Monday, Sep. 22, 1941
Telephone Subscription
Last week six high-speed stenographers locked in a soundproof room of the offices of Australia's Sydney Telegraph scribbled furiously in relays. With earphones on his head and a radio-borne voice from the Telegraph's Manhattan office pouring a torrent of words into his ears, each stenographer scribbled frantically for about 1,000 words, then dropped out to rest while another took his place. Thus in about three hours, through 8,000 miles of air, at a cost for the telephone bill of about -L-400 ($1,300) a week, TIME'S entire Foreign News and World War sections have been transmitted for publication as a supplement to the Telegraph.
The original idea was that of an imaginative press syndicate head, David Yaffa, who sold it to Australia's liveliest publisher, youthful (34), two-fisted Frank Packer. Gold-mining tycoon Frank Packer is co-owner of Australia's Consolidated Press, Ltd. as well as publisher of Australia's most up-& -coming paper, the Sydney Telegraph.

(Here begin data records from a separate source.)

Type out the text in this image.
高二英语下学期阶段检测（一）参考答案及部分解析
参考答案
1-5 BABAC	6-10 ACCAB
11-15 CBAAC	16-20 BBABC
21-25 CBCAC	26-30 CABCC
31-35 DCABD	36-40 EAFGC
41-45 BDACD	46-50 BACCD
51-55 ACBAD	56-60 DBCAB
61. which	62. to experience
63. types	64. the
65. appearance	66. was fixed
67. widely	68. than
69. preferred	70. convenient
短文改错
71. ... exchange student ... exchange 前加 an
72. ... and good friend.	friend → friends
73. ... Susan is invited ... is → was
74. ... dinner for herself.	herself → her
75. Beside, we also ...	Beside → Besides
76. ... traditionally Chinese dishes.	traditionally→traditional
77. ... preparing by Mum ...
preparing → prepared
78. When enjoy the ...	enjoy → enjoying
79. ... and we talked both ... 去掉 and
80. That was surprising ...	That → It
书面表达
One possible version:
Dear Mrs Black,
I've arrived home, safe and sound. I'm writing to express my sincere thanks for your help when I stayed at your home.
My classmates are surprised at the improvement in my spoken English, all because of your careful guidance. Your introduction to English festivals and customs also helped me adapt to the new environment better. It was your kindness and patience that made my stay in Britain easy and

Last week Publisher Packer went a step further, ordered from the Yaffa syndicate 6.000 words of the radiophoned copy for his thriving Australian Women's Weekly (a lively sort of Australian Ladies' Home Journal), the biggest magazine in Australia (circulation over 450,000). At the same time David Yaffa also sold the TIME copy to the New Zealand Observer, had hot deals afoot with several papers in the Dutch East Indies.